Kathleen Merikangas, Ph.D., of NIMH and colleagues analyzed data from the National Comorbidity Study-Adolescent Supplement (NCS-A), a nationally representative, face-to-face survey of more than 10,000 teens ages 13 to 18. They used standard diagnostic criteria set by the American Psychiatric Association's Diagnostic and Statistical Manual (DSM-IV) to determine lifetime prevalence of mental disorders among the teens. To follow up on the teens' responses, they also collected data via mailed questionnaires completed by one parent or guardian of each teen surveyed.

Results of the Study

Overall, nearly half of the sample reported having met diagnostic criteria for at least one disorder over a lifetime, and about 20 percent reported that they suffered from a mental disorder with symptoms severe enough to impair their daily lives. In addition,

11 percent reported being severely impaired by a mood disorder (e.g., depression or bipolar disorder),

10 percent reported being severely impaired by a behavior disorder such as attention deficit hyperactivity disorder or conduct disorder,

8 percent reported being severely impaired by at least one type of anxiety disorder.

In addition, about 40 percent of those who reported having a disorder also met criteria for having at least one additional disorder. Those with a mood disorder were more likely than others to report having a coexisting disorder. Underscoring the notion that mental disorders manifest early in life, the researchers also found that symptoms of anxiety disorders tended to emerge by age 6, behavior disorders by age 11, mood disorders by age 13, and substance use disorders by age 15.

The researchers also noted strong links between parental characteristics and their teen's disorders. For example, children of parents with less education (e.g., no college degree) were at an increased risk for having any kind of mental disorder. And compared to teens with married or cohabiting parents, those with divorced parents also were at higher risk for a disorder, especially anxiety, behavior and substance use disorders.

Significance

The NSC-A results provide a broader and longer-term outlook compared with last year's National Health and Nutrition Examination Survey (NHANES), which asked respondents about diagnosed disorders and service use within a 12-month window only, and was limited to six disorders.

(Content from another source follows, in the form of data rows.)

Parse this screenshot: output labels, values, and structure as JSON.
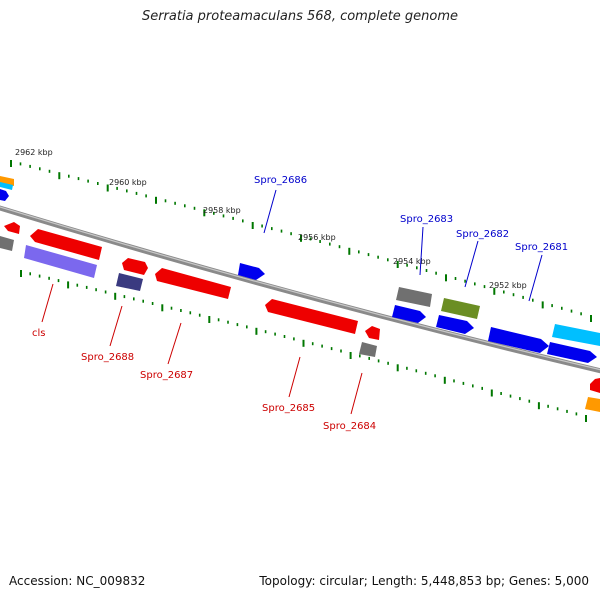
{
  "title": "Serratia proteamaculans 568, complete genome",
  "footer": {
    "accession": "Accession: NC_009832",
    "summary": "Topology: circular; Length: 5,448,853 bp; Genes: 5,000"
  },
  "kbp_labels": [
    "2962 kbp",
    "2960 kbp",
    "2958 kbp",
    "2956 kbp",
    "2954 kbp",
    "2952 kbp"
  ],
  "gene_labels_top": [
    "Spro_2686",
    "Spro_2683",
    "Spro_2682",
    "Spro_2681"
  ],
  "gene_labels_bottom": [
    "cls",
    "Spro_2688",
    "Spro_2687",
    "Spro_2685",
    "Spro_2684"
  ],
  "colors": {
    "backbone": "#808080",
    "red": "#ee0000",
    "blue": "#0000ee",
    "gray": "#707070",
    "olive": "#6b8e23",
    "purple": "#7b68ee",
    "navy": "#3a3a80",
    "cyan": "#00bfff",
    "orange": "#ff9900",
    "tick": "#007700"
  }
}
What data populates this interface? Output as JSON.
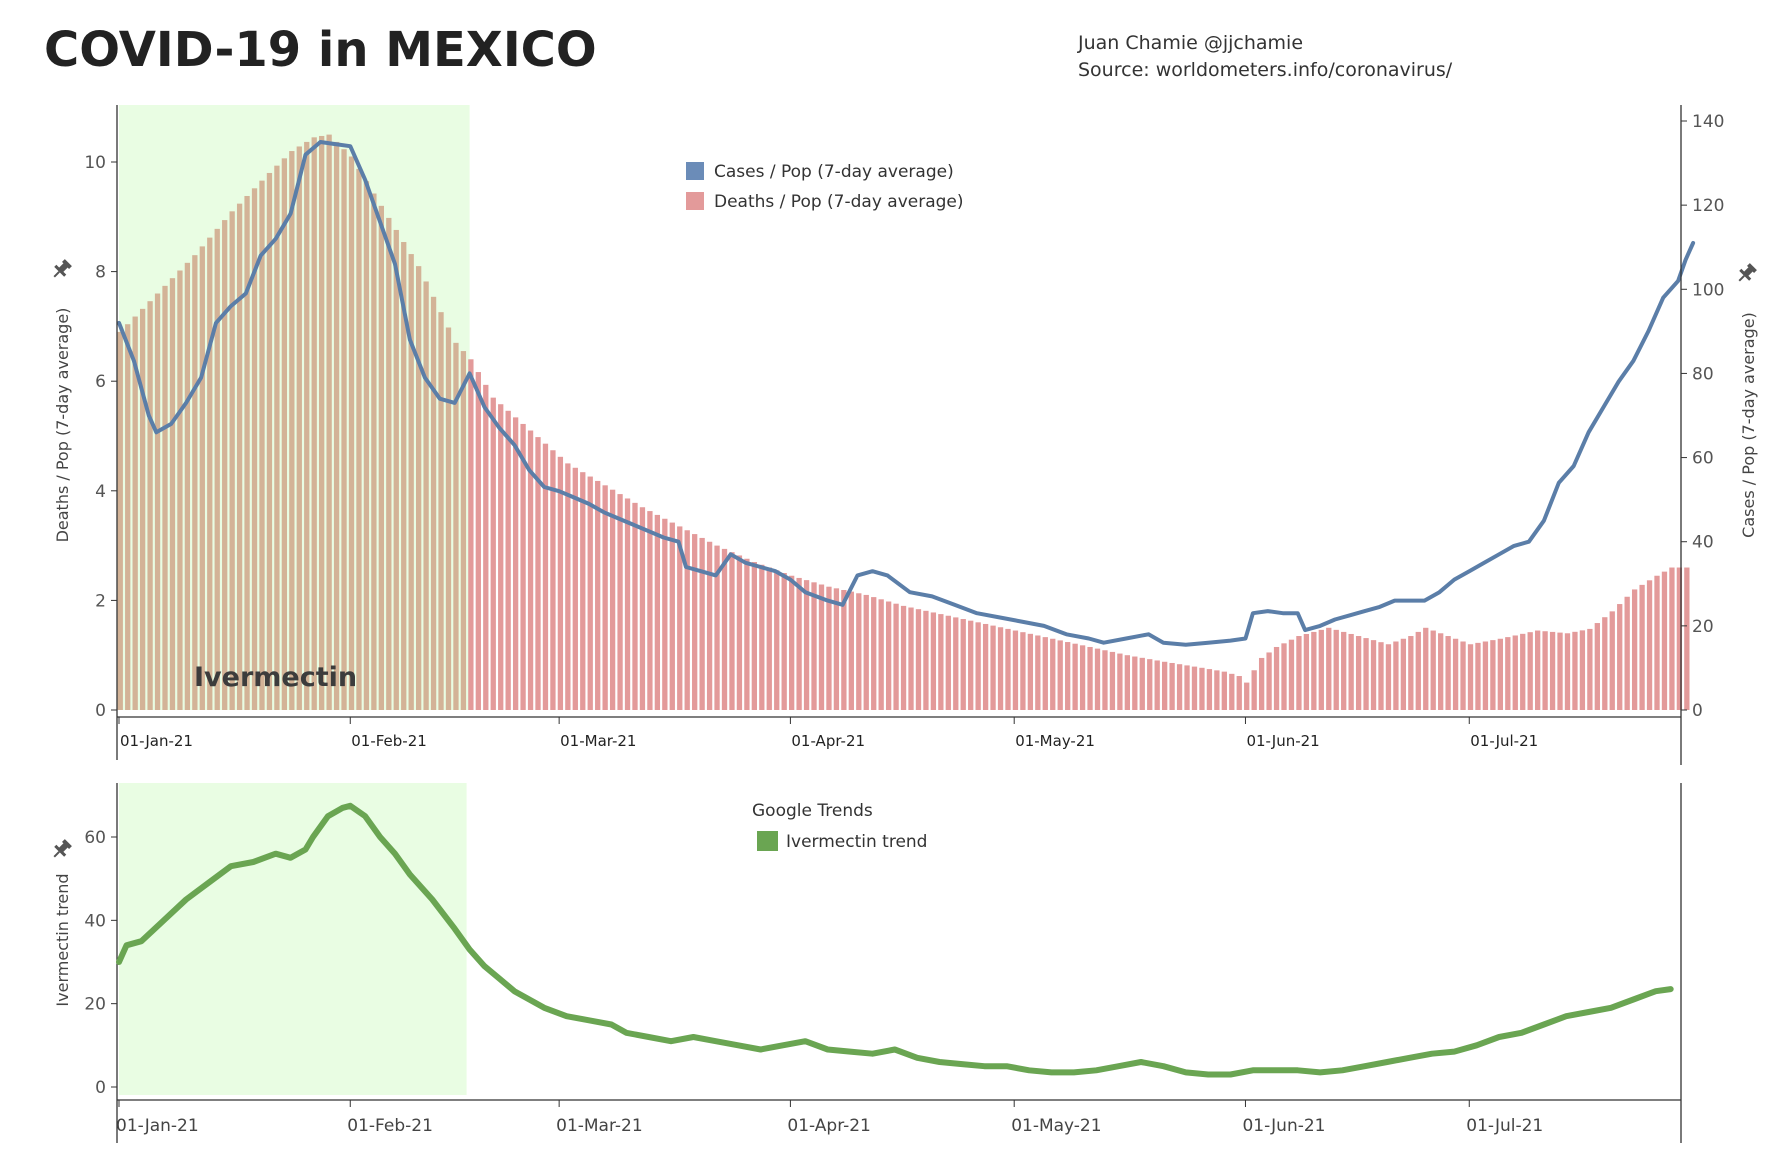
{
  "title": "COVID-19 in MEXICO",
  "credit": {
    "author": "Juan Chamie @jjchamie",
    "source": "Source: worldometers.info/coronavirus/"
  },
  "chart_data": [
    {
      "type": "bar+line",
      "name": "top-panel",
      "x_start": "2021-01-01",
      "x_end": "2021-07-31",
      "x_tick_labels": [
        "01-Jan-21",
        "01-Feb-21",
        "01-Mar-21",
        "01-Apr-21",
        "01-May-21",
        "01-Jun-21",
        "01-Jul-21"
      ],
      "x_tick_days": [
        0,
        31,
        59,
        90,
        120,
        151,
        181
      ],
      "highlight": {
        "label": "Ivermectin",
        "start_day": 0,
        "end_day": 47,
        "color": "#e9fde3"
      },
      "y_left": {
        "label": "Deaths / Pop (7-day average)",
        "range": [
          0,
          11
        ],
        "ticks": [
          0,
          2,
          4,
          6,
          8,
          10
        ]
      },
      "y_right": {
        "label": "Cases / Pop (7-day average)",
        "range": [
          0,
          142.5
        ],
        "ticks": [
          0,
          20,
          40,
          60,
          80,
          100,
          120,
          140
        ]
      },
      "legend": [
        {
          "label": "Cases / Pop (7-day average)",
          "color": "#6b8cb8"
        },
        {
          "label": "Deaths / Pop (7-day average)",
          "color": "#e39a9a"
        }
      ],
      "series": [
        {
          "name": "Deaths / Pop (7-day average)",
          "axis": "left",
          "type": "bar",
          "color": "#e39a9a",
          "highlight_color": "#d3b397",
          "points": [
            [
              0,
              6.9
            ],
            [
              5,
              7.6
            ],
            [
              10,
              8.3
            ],
            [
              15,
              9.1
            ],
            [
              20,
              9.8
            ],
            [
              23,
              10.2
            ],
            [
              26,
              10.45
            ],
            [
              28,
              10.5
            ],
            [
              31,
              10.1
            ],
            [
              35,
              9.2
            ],
            [
              40,
              8.1
            ],
            [
              45,
              6.7
            ],
            [
              47,
              6.4
            ],
            [
              50,
              5.7
            ],
            [
              55,
              5.1
            ],
            [
              60,
              4.5
            ],
            [
              65,
              4.1
            ],
            [
              70,
              3.7
            ],
            [
              75,
              3.35
            ],
            [
              80,
              3.0
            ],
            [
              85,
              2.7
            ],
            [
              90,
              2.45
            ],
            [
              95,
              2.25
            ],
            [
              100,
              2.1
            ],
            [
              105,
              1.9
            ],
            [
              110,
              1.75
            ],
            [
              115,
              1.6
            ],
            [
              120,
              1.45
            ],
            [
              125,
              1.3
            ],
            [
              130,
              1.15
            ],
            [
              135,
              1.0
            ],
            [
              140,
              0.88
            ],
            [
              145,
              0.77
            ],
            [
              148,
              0.7
            ],
            [
              150,
              0.62
            ],
            [
              151,
              0.5
            ],
            [
              153,
              0.95
            ],
            [
              155,
              1.15
            ],
            [
              158,
              1.35
            ],
            [
              162,
              1.5
            ],
            [
              166,
              1.35
            ],
            [
              170,
              1.2
            ],
            [
              173,
              1.35
            ],
            [
              175,
              1.5
            ],
            [
              178,
              1.35
            ],
            [
              181,
              1.2
            ],
            [
              185,
              1.3
            ],
            [
              190,
              1.45
            ],
            [
              194,
              1.4
            ],
            [
              197,
              1.48
            ],
            [
              200,
              1.8
            ],
            [
              203,
              2.2
            ],
            [
              206,
              2.45
            ],
            [
              208,
              2.6
            ],
            [
              210,
              2.6
            ]
          ]
        },
        {
          "name": "Cases / Pop (7-day average)",
          "axis": "right",
          "type": "line",
          "color": "#5b7ea8",
          "points": [
            [
              0,
              92
            ],
            [
              2,
              83
            ],
            [
              4,
              70
            ],
            [
              5,
              66
            ],
            [
              7,
              68
            ],
            [
              9,
              73
            ],
            [
              11,
              79
            ],
            [
              13,
              92
            ],
            [
              15,
              96
            ],
            [
              17,
              99
            ],
            [
              19,
              108
            ],
            [
              21,
              112
            ],
            [
              23,
              118
            ],
            [
              25,
              132
            ],
            [
              27,
              135
            ],
            [
              29,
              134.5
            ],
            [
              31,
              134
            ],
            [
              33,
              126
            ],
            [
              35,
              116
            ],
            [
              37,
              106
            ],
            [
              39,
              88
            ],
            [
              41,
              79
            ],
            [
              43,
              74
            ],
            [
              45,
              73
            ],
            [
              47,
              80
            ],
            [
              49,
              72
            ],
            [
              51,
              67
            ],
            [
              53,
              63
            ],
            [
              55,
              57
            ],
            [
              57,
              53
            ],
            [
              59,
              52
            ],
            [
              61,
              50.5
            ],
            [
              63,
              49
            ],
            [
              65,
              47
            ],
            [
              67,
              45.5
            ],
            [
              69,
              44
            ],
            [
              71,
              42.5
            ],
            [
              73,
              41
            ],
            [
              75,
              40
            ],
            [
              76,
              34
            ],
            [
              78,
              33
            ],
            [
              80,
              32
            ],
            [
              82,
              37
            ],
            [
              84,
              35
            ],
            [
              86,
              34
            ],
            [
              88,
              33
            ],
            [
              90,
              31
            ],
            [
              92,
              28
            ],
            [
              95,
              26
            ],
            [
              97,
              25
            ],
            [
              99,
              32
            ],
            [
              101,
              33
            ],
            [
              103,
              32
            ],
            [
              106,
              28
            ],
            [
              109,
              27
            ],
            [
              112,
              25
            ],
            [
              115,
              23
            ],
            [
              118,
              22
            ],
            [
              121,
              21
            ],
            [
              124,
              20
            ],
            [
              127,
              18
            ],
            [
              130,
              17
            ],
            [
              132,
              16
            ],
            [
              135,
              17
            ],
            [
              138,
              18
            ],
            [
              140,
              16
            ],
            [
              143,
              15.5
            ],
            [
              146,
              16
            ],
            [
              149,
              16.5
            ],
            [
              151,
              17
            ],
            [
              152,
              23
            ],
            [
              154,
              23.5
            ],
            [
              156,
              23
            ],
            [
              158,
              23
            ],
            [
              159,
              19
            ],
            [
              161,
              20
            ],
            [
              163,
              21.5
            ],
            [
              165,
              22.5
            ],
            [
              167,
              23.5
            ],
            [
              169,
              24.5
            ],
            [
              171,
              26
            ],
            [
              173,
              26
            ],
            [
              175,
              26
            ],
            [
              177,
              28
            ],
            [
              179,
              31
            ],
            [
              181,
              33
            ],
            [
              183,
              35
            ],
            [
              185,
              37
            ],
            [
              187,
              39
            ],
            [
              189,
              40
            ],
            [
              191,
              45
            ],
            [
              193,
              54
            ],
            [
              195,
              58
            ],
            [
              197,
              66
            ],
            [
              199,
              72
            ],
            [
              201,
              78
            ],
            [
              203,
              83
            ],
            [
              205,
              90
            ],
            [
              207,
              98
            ],
            [
              209,
              102
            ],
            [
              210,
              107
            ],
            [
              211,
              111
            ]
          ]
        }
      ]
    },
    {
      "type": "line",
      "name": "bottom-panel",
      "x_start": "2021-01-01",
      "x_end": "2021-07-31",
      "x_tick_labels": [
        "01-Jan-21",
        "01-Feb-21",
        "01-Mar-21",
        "01-Apr-21",
        "01-May-21",
        "01-Jun-21",
        "01-Jul-21"
      ],
      "x_tick_days": [
        0,
        31,
        59,
        90,
        120,
        151,
        181
      ],
      "highlight": {
        "start_day": 0,
        "end_day": 47,
        "color": "#e9fde3"
      },
      "y_left": {
        "label": "Ivermectin trend",
        "range": [
          -3,
          70
        ],
        "ticks": [
          0,
          20,
          40,
          60
        ]
      },
      "legend_title": "Google Trends",
      "legend": [
        {
          "label": "Ivermectin trend",
          "color": "#6aa552"
        }
      ],
      "series": [
        {
          "name": "Ivermectin trend",
          "color": "#6aa552",
          "points": [
            [
              0,
              30
            ],
            [
              1,
              34
            ],
            [
              3,
              35
            ],
            [
              6,
              40
            ],
            [
              9,
              45
            ],
            [
              12,
              49
            ],
            [
              15,
              53
            ],
            [
              18,
              54
            ],
            [
              21,
              56
            ],
            [
              23,
              55
            ],
            [
              25,
              57
            ],
            [
              26,
              60
            ],
            [
              28,
              65
            ],
            [
              30,
              67
            ],
            [
              31,
              67.5
            ],
            [
              33,
              65
            ],
            [
              35,
              60
            ],
            [
              37,
              56
            ],
            [
              39,
              51
            ],
            [
              42,
              45
            ],
            [
              45,
              38
            ],
            [
              47,
              33
            ],
            [
              49,
              29
            ],
            [
              51,
              26
            ],
            [
              53,
              23
            ],
            [
              55,
              21
            ],
            [
              57,
              19
            ],
            [
              60,
              17
            ],
            [
              63,
              16
            ],
            [
              66,
              15
            ],
            [
              68,
              13
            ],
            [
              71,
              12
            ],
            [
              74,
              11
            ],
            [
              77,
              12
            ],
            [
              80,
              11
            ],
            [
              83,
              10
            ],
            [
              86,
              9
            ],
            [
              89,
              10
            ],
            [
              92,
              11
            ],
            [
              95,
              9
            ],
            [
              98,
              8.5
            ],
            [
              101,
              8
            ],
            [
              104,
              9
            ],
            [
              107,
              7
            ],
            [
              110,
              6
            ],
            [
              113,
              5.5
            ],
            [
              116,
              5
            ],
            [
              119,
              5
            ],
            [
              122,
              4
            ],
            [
              125,
              3.5
            ],
            [
              128,
              3.5
            ],
            [
              131,
              4
            ],
            [
              134,
              5
            ],
            [
              137,
              6
            ],
            [
              140,
              5
            ],
            [
              143,
              3.5
            ],
            [
              146,
              3
            ],
            [
              149,
              3
            ],
            [
              152,
              4
            ],
            [
              155,
              4
            ],
            [
              158,
              4
            ],
            [
              161,
              3.5
            ],
            [
              164,
              4
            ],
            [
              167,
              5
            ],
            [
              170,
              6
            ],
            [
              173,
              7
            ],
            [
              176,
              8
            ],
            [
              179,
              8.5
            ],
            [
              182,
              10
            ],
            [
              185,
              12
            ],
            [
              188,
              13
            ],
            [
              191,
              15
            ],
            [
              194,
              17
            ],
            [
              197,
              18
            ],
            [
              200,
              19
            ],
            [
              203,
              21
            ],
            [
              206,
              23
            ],
            [
              208,
              23.5
            ]
          ]
        }
      ]
    }
  ]
}
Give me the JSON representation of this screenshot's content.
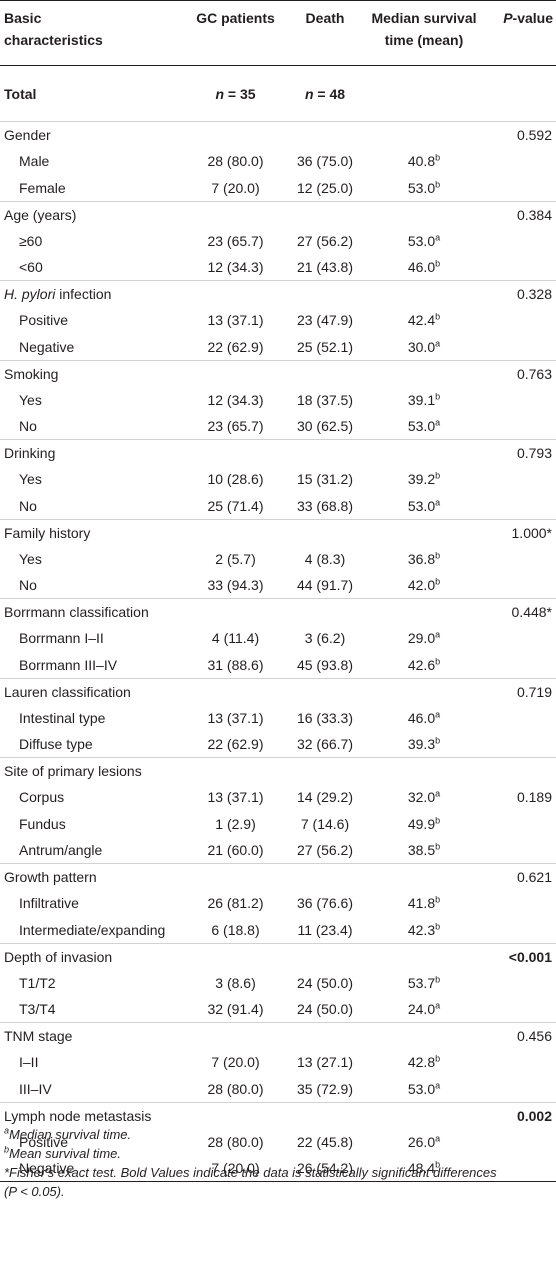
{
  "header": {
    "col0_line1": "Basic",
    "col0_line2": "characteristics",
    "col1": "GC patients",
    "col2": "Death",
    "col3_line1": "Median survival",
    "col3_line2": "time (mean)",
    "col4_italic": "P",
    "col4_rest": "-value"
  },
  "total": {
    "label": "Total",
    "gc_italic": "n",
    "gc_rest": " = 35",
    "death_italic": "n",
    "death_rest": " = 48"
  },
  "rows": [
    {
      "label": "Gender",
      "p": "0.592"
    },
    {
      "label": "Male",
      "gc": "28 (80.0)",
      "death": "36 (75.0)",
      "median": "40.8",
      "sup": "b"
    },
    {
      "label": "Female",
      "gc": "7 (20.0)",
      "death": "12 (25.0)",
      "median": "53.0",
      "sup": "b"
    },
    {
      "label": "Age (years)",
      "p": "0.384"
    },
    {
      "label": "≥60",
      "gc": "23 (65.7)",
      "death": "27 (56.2)",
      "median": "53.0",
      "sup": "a"
    },
    {
      "label": "<60",
      "gc": "12 (34.3)",
      "death": "21 (43.8)",
      "median": "46.0",
      "sup": "b"
    },
    {
      "label_italic": "H. pylori",
      "label_rest": " infection",
      "p": "0.328"
    },
    {
      "label": "Positive",
      "gc": "13 (37.1)",
      "death": "23 (47.9)",
      "median": "42.4",
      "sup": "b"
    },
    {
      "label": "Negative",
      "gc": "22 (62.9)",
      "death": "25 (52.1)",
      "median": "30.0",
      "sup": "a"
    },
    {
      "label": "Smoking",
      "p": "0.763"
    },
    {
      "label": "Yes",
      "gc": "12 (34.3)",
      "death": "18 (37.5)",
      "median": "39.1",
      "sup": "b"
    },
    {
      "label": "No",
      "gc": "23 (65.7)",
      "death": "30 (62.5)",
      "median": "53.0",
      "sup": "a"
    },
    {
      "label": "Drinking",
      "p": "0.793"
    },
    {
      "label": "Yes",
      "gc": "10 (28.6)",
      "death": "15 (31.2)",
      "median": "39.2",
      "sup": "b"
    },
    {
      "label": "No",
      "gc": "25 (71.4)",
      "death": "33 (68.8)",
      "median": "53.0",
      "sup": "a"
    },
    {
      "label": "Family history",
      "p": "1.000*"
    },
    {
      "label": "Yes",
      "gc": "2 (5.7)",
      "death": "4 (8.3)",
      "median": "36.8",
      "sup": "b"
    },
    {
      "label": "No",
      "gc": "33 (94.3)",
      "death": "44 (91.7)",
      "median": "42.0",
      "sup": "b"
    },
    {
      "label": "Borrmann classification",
      "p": "0.448*"
    },
    {
      "label": "Borrmann I–II",
      "gc": "4 (11.4)",
      "death": "3 (6.2)",
      "median": "29.0",
      "sup": "a"
    },
    {
      "label": "Borrmann III–IV",
      "gc": "31 (88.6)",
      "death": "45 (93.8)",
      "median": "42.6",
      "sup": "b"
    },
    {
      "label": "Lauren classification",
      "p": "0.719"
    },
    {
      "label": "Intestinal type",
      "gc": "13 (37.1)",
      "death": "16 (33.3)",
      "median": "46.0",
      "sup": "a"
    },
    {
      "label": "Diffuse type",
      "gc": "22 (62.9)",
      "death": "32 (66.7)",
      "median": "39.3",
      "sup": "b"
    },
    {
      "label": "Site of primary lesions"
    },
    {
      "label": "Corpus",
      "gc": "13 (37.1)",
      "death": "14 (29.2)",
      "median": "32.0",
      "sup": "a",
      "p": "0.189"
    },
    {
      "label": "Fundus",
      "gc": "1 (2.9)",
      "death": "7 (14.6)",
      "median": "49.9",
      "sup": "b"
    },
    {
      "label": "Antrum/angle",
      "gc": "21 (60.0)",
      "death": "27 (56.2)",
      "median": "38.5",
      "sup": "b"
    },
    {
      "label": "Growth pattern",
      "p": "0.621"
    },
    {
      "label": "Infiltrative",
      "gc": "26 (81.2)",
      "death": "36 (76.6)",
      "median": "41.8",
      "sup": "b"
    },
    {
      "label": "Intermediate/expanding",
      "gc": "6 (18.8)",
      "death": "11 (23.4)",
      "median": "42.3",
      "sup": "b"
    },
    {
      "label": "Depth of invasion",
      "p": "<0.001",
      "p_bold": true
    },
    {
      "label": "T1/T2",
      "gc": "3 (8.6)",
      "death": "24 (50.0)",
      "median": "53.7",
      "sup": "b"
    },
    {
      "label": "T3/T4",
      "gc": "32 (91.4)",
      "death": "24 (50.0)",
      "median": "24.0",
      "sup": "a"
    },
    {
      "label": "TNM stage",
      "p": "0.456"
    },
    {
      "label": "I–II",
      "gc": "7 (20.0)",
      "death": "13 (27.1)",
      "median": "42.8",
      "sup": "b"
    },
    {
      "label": "III–IV",
      "gc": "28 (80.0)",
      "death": "35 (72.9)",
      "median": "53.0",
      "sup": "a"
    },
    {
      "label": "Lymph node metastasis",
      "p": "0.002",
      "p_bold": true
    },
    {
      "label": "Positive",
      "gc": "28 (80.0)",
      "death": "22 (45.8)",
      "median": "26.0",
      "sup": "a"
    },
    {
      "label": "Negative",
      "gc": "7 (20.0)",
      "death": "26 (54.2)",
      "median": "48.4",
      "sup": "b"
    }
  ],
  "footnotes": {
    "a_mark": "a",
    "a_text": "Median survival time.",
    "b_mark": "b",
    "b_text": "Mean survival time.",
    "star_text": "*Fisher's exact test. Bold Values indicate the data is statistically significant differences",
    "star_paren_open": "(",
    "star_p": "P",
    "star_paren_rest": " < 0.05)."
  }
}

According to the NCS-A researchers, the percentage of youth suffering from mental disorders is even higher than the most frequent major physical conditions in adolescence, including asthma or diabetes. The results reiterate the importance of developing prevention strategies and promoting early intervention for at-risk children and adolescents.

What's Next

More research is needed to better understand the risk factors for developing a mental disorder in youth, as well as how to predict which disorders may continue into adulthood. In addition, the researchers acknowledge the need for more prospective research to tease apart the complex interplay among socioeconomic, biological and genetic factors that may contribute to the development of mental disorders in youth.

Reference

Merikangas KR, He J, Burstein M, Swanson SA, Avenevoli S, Cui L, Benjet C, Georgiades K, Swendsen J. Lifetime prevalence of mental disorders in U.S. adolescents: Results from the National Comorbidity Study-Adolescent Supplement (NCS-A). Journal of the American Academy of Child and Adolescent Psychiatry. 2010 Oct. 49(10):980-989.